Other official information and services: www.belgium.be

WARNING: CISCO PATCHED 2 CRITICAL VULNERABILITIES, PATCH IMMEDIATELY!

Référence:

Advisory #2023-45

Version:

1.0

Logiciels concernés :

Cisco Industrial Network Director earlier than version 1.11.3

Cisco Modeling Labs earlier than version 2.5.1

Type:

Remote Code Execution and Authentication bypass vulnerabilities

CVE/CVSS:

CVE-2023-20036, 9.9(CVSS:3.1/AV:N/AC:L/PR:L/UI:N/S:C/C:H/I:H/A:H)
CVE-2023-20154, 9.1(CVSS:3.1/AV:N/AC:L/PR:N/UI:N/S:U/C:H/I:H/A:N)

Date:

24/04/2023

Sources

Cisco Industrial Network Director Vulnerabilities
Cisco Modeling Labs External Authentication Bypass Vulnerability

Risques

On the 19th of April, Cisco released multiple security advisories for their products, including 2 critical vulnerabilities in the products "Industrial Network Director" and "Modeling Labs".

Both vulnerabilities have a high impact on confidentiality and integrity, whereas the vulnerability concerning the first product, has also impact on availability.

Neither vulnerabilities are reported to be exploited in the wild. Patching these vulnerabilities is recommended considering the criticality of the impact.

Description

CVE-2023-20036 - Cisco Industrial Network Director Command Injection Vulnerability

CVE-2023-20036 is a vulnerability in the Cisco Industrial Network Director software that allows an authenticated remote attacker with low privileges to execute arbitrary operating system commands with administrative privileges. It has a CVSSv3.1 score of 9.9.

This is possible due to improper input validation when uploading a "Device Pack". By altering the request when this pack is uploaded, an attacker can execute commands as NT AUTHORITY\SYSTEM on the underlying operating system of the affected devices.

CVE-2023-20154 - Cisco Modeling Labs External Authentication Bypass Vulnerability

CVE-2023-20154 is a vulnerability in the Cisco Modeling Labs software that allows an unauthenticated remote attacker to access the web interface with administrative privileges. It has a CVSSv3.1 score of 9.1.

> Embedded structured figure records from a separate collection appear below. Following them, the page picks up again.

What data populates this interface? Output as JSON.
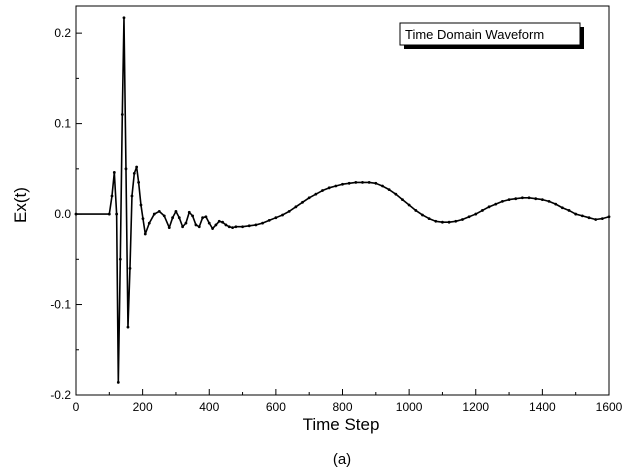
{
  "chart_data": {
    "type": "line",
    "title": "",
    "legend_label": "Time Domain Waveform",
    "legend_position": "top-right",
    "xlabel": "Time Step",
    "ylabel": "Ex(t)",
    "caption": "(a)",
    "xlim": [
      0,
      1600
    ],
    "ylim": [
      -0.2,
      0.23
    ],
    "xticks": [
      0,
      200,
      400,
      600,
      800,
      1000,
      1200,
      1400,
      1600
    ],
    "xtick_labels": [
      "0",
      "200",
      "400",
      "600",
      "800",
      "1000",
      "1200",
      "1400",
      "1600"
    ],
    "yticks": [
      -0.2,
      -0.1,
      0.0,
      0.1,
      0.2
    ],
    "ytick_labels": [
      "-0.2",
      "-0.1",
      "0.0",
      "0.1",
      "0.2"
    ],
    "grid": false,
    "series": [
      {
        "color": "#000000",
        "x": [
          0,
          100,
          108,
          115,
          122,
          127,
          133,
          139,
          144,
          150,
          156,
          162,
          168,
          175,
          182,
          188,
          195,
          201,
          208,
          220,
          235,
          250,
          265,
          280,
          290,
          300,
          310,
          320,
          330,
          340,
          350,
          360,
          370,
          380,
          390,
          400,
          410,
          420,
          430,
          440,
          450,
          460,
          470,
          480,
          500,
          520,
          540,
          560,
          580,
          600,
          620,
          640,
          660,
          680,
          700,
          720,
          740,
          760,
          780,
          800,
          820,
          840,
          860,
          880,
          900,
          920,
          940,
          960,
          980,
          1000,
          1020,
          1040,
          1060,
          1080,
          1100,
          1120,
          1140,
          1160,
          1180,
          1200,
          1220,
          1240,
          1260,
          1280,
          1300,
          1320,
          1340,
          1360,
          1380,
          1400,
          1420,
          1440,
          1460,
          1480,
          1500,
          1520,
          1540,
          1560,
          1580,
          1600
        ],
        "y": [
          0.0,
          0.0,
          0.02,
          0.046,
          0.0,
          -0.186,
          -0.05,
          0.11,
          0.217,
          0.05,
          -0.125,
          -0.06,
          0.02,
          0.045,
          0.052,
          0.035,
          0.01,
          -0.005,
          -0.022,
          -0.01,
          0.0,
          0.003,
          -0.002,
          -0.015,
          -0.004,
          0.003,
          -0.004,
          -0.014,
          -0.01,
          0.002,
          -0.002,
          -0.012,
          -0.014,
          -0.004,
          -0.003,
          -0.01,
          -0.016,
          -0.012,
          -0.008,
          -0.009,
          -0.012,
          -0.014,
          -0.015,
          -0.014,
          -0.014,
          -0.013,
          -0.012,
          -0.01,
          -0.007,
          -0.004,
          -0.001,
          0.003,
          0.008,
          0.013,
          0.018,
          0.022,
          0.026,
          0.029,
          0.031,
          0.033,
          0.034,
          0.035,
          0.035,
          0.035,
          0.034,
          0.031,
          0.027,
          0.022,
          0.016,
          0.01,
          0.004,
          -0.001,
          -0.005,
          -0.008,
          -0.009,
          -0.009,
          -0.008,
          -0.006,
          -0.003,
          0.0,
          0.004,
          0.008,
          0.011,
          0.014,
          0.016,
          0.017,
          0.018,
          0.018,
          0.017,
          0.016,
          0.014,
          0.011,
          0.007,
          0.004,
          0.0,
          -0.002,
          -0.004,
          -0.006,
          -0.005,
          -0.003
        ]
      }
    ]
  }
}
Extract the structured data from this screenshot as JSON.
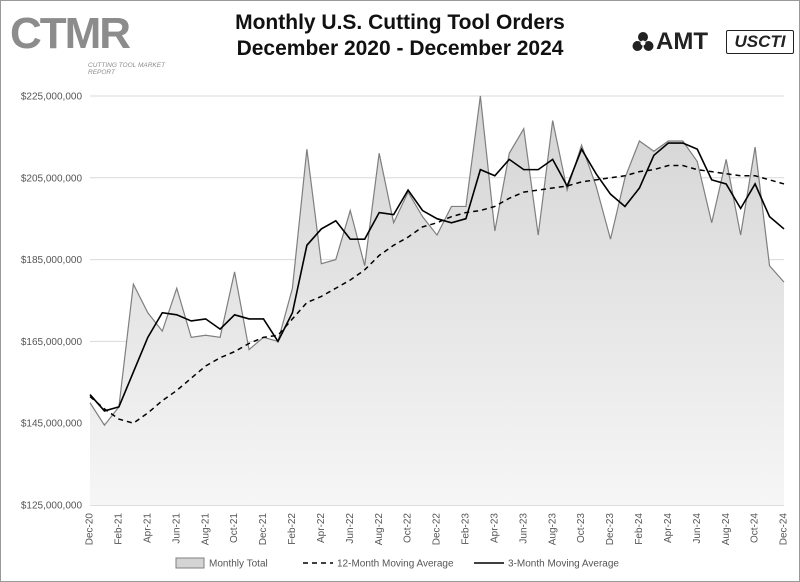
{
  "header": {
    "logo_left": "CTMR",
    "logo_left_sub": "CUTTING TOOL MARKET REPORT",
    "title_line1": "Monthly U.S. Cutting Tool Orders",
    "title_line2": "December 2020 - December 2024",
    "logo_right_amt": "AMT",
    "logo_right_usct": "USCTI"
  },
  "colors": {
    "area_fill_top": "#d4d4d4",
    "area_fill_bottom": "#f6f6f6",
    "area_stroke": "#7f7f7f",
    "line": "#000000",
    "grid": "#d9d9d9"
  },
  "chart_data": {
    "type": "area",
    "title": "Monthly U.S. Cutting Tool Orders December 2020 - December 2024",
    "ylim": [
      125000000,
      225000000
    ],
    "y_ticks": [
      125000000,
      145000000,
      165000000,
      185000000,
      205000000,
      225000000
    ],
    "y_tick_labels": [
      "$125,000,000",
      "$145,000,000",
      "$165,000,000",
      "$185,000,000",
      "$205,000,000",
      "$225,000,000"
    ],
    "grid": "horizontal",
    "legend_position": "bottom",
    "x": [
      "Dec-20",
      "Jan-21",
      "Feb-21",
      "Mar-21",
      "Apr-21",
      "May-21",
      "Jun-21",
      "Jul-21",
      "Aug-21",
      "Sep-21",
      "Oct-21",
      "Nov-21",
      "Dec-21",
      "Jan-22",
      "Feb-22",
      "Mar-22",
      "Apr-22",
      "May-22",
      "Jun-22",
      "Jul-22",
      "Aug-22",
      "Sep-22",
      "Oct-22",
      "Nov-22",
      "Dec-22",
      "Jan-23",
      "Feb-23",
      "Mar-23",
      "Apr-23",
      "May-23",
      "Jun-23",
      "Jul-23",
      "Aug-23",
      "Sep-23",
      "Oct-23",
      "Nov-23",
      "Dec-23",
      "Jan-24",
      "Feb-24",
      "Mar-24",
      "Apr-24",
      "May-24",
      "Jun-24",
      "Jul-24",
      "Aug-24",
      "Sep-24",
      "Oct-24",
      "Nov-24",
      "Dec-24"
    ],
    "x_tick_labels": [
      "Dec-20",
      "Feb-21",
      "Apr-21",
      "Jun-21",
      "Aug-21",
      "Oct-21",
      "Dec-21",
      "Feb-22",
      "Apr-22",
      "Jun-22",
      "Aug-22",
      "Oct-22",
      "Dec-22",
      "Feb-23",
      "Apr-23",
      "Jun-23",
      "Aug-23",
      "Oct-23",
      "Dec-23",
      "Feb-24",
      "Apr-24",
      "Jun-24",
      "Aug-24",
      "Oct-24",
      "Dec-24"
    ],
    "series": [
      {
        "name": "Monthly Total",
        "kind": "area",
        "values": [
          150000000,
          144500000,
          149000000,
          179000000,
          172000000,
          167500000,
          178000000,
          166000000,
          166500000,
          166000000,
          182000000,
          163000000,
          166000000,
          165000000,
          178000000,
          212000000,
          184000000,
          185000000,
          197000000,
          183500000,
          211000000,
          194000000,
          201500000,
          195500000,
          191000000,
          198000000,
          198000000,
          225000000,
          192000000,
          211000000,
          217000000,
          191000000,
          219000000,
          202000000,
          213000000,
          203000000,
          190000000,
          205000000,
          214000000,
          211500000,
          214000000,
          214000000,
          209000000,
          194000000,
          209500000,
          191000000,
          212500000,
          183500000,
          179500000
        ]
      },
      {
        "name": "12-Month Moving Average",
        "kind": "dashed",
        "values": [
          151500000,
          148500000,
          146000000,
          145000000,
          147500000,
          150500000,
          153000000,
          156000000,
          159000000,
          161000000,
          162500000,
          164500000,
          166000000,
          166500000,
          170500000,
          174500000,
          176000000,
          178000000,
          180000000,
          182500000,
          186000000,
          188500000,
          190500000,
          193000000,
          194000000,
          195500000,
          196500000,
          197000000,
          198000000,
          200000000,
          201500000,
          202000000,
          202500000,
          203000000,
          204000000,
          204500000,
          205000000,
          205500000,
          206500000,
          207000000,
          208000000,
          208000000,
          207000000,
          206500000,
          206000000,
          205500000,
          205500000,
          204500000,
          203500000
        ]
      },
      {
        "name": "3-Month Moving Average",
        "kind": "solid",
        "values": [
          152000000,
          148000000,
          149000000,
          157500000,
          166000000,
          172000000,
          171500000,
          170000000,
          170500000,
          168000000,
          171500000,
          170500000,
          170500000,
          165000000,
          172000000,
          188500000,
          192500000,
          194500000,
          190000000,
          190000000,
          196500000,
          196000000,
          202000000,
          197000000,
          195000000,
          194000000,
          195000000,
          207000000,
          205500000,
          209500000,
          207000000,
          207000000,
          209500000,
          203000000,
          212000000,
          206000000,
          201000000,
          198000000,
          202500000,
          210500000,
          213500000,
          213500000,
          212000000,
          204500000,
          203500000,
          197500000,
          203500000,
          195500000,
          192500000
        ]
      }
    ]
  }
}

This vulnerability can be exploited if the LDAP authentication server is configured in a way that it replies to search query entries that contain search result reference entries. In that case, the authentication mechanism can be bypassed and can result to the attacker being logged in as an administrator, giving him full power to access and modify everything available in the web interface of the affected server. This configuration can only be changed by a server administrator.

Actions recommandées

The Centre for Cyber Security Belgium strongly recommends network administrators to download and apply the latest software updates, after thorough testing. Follow the instructions of the vendor.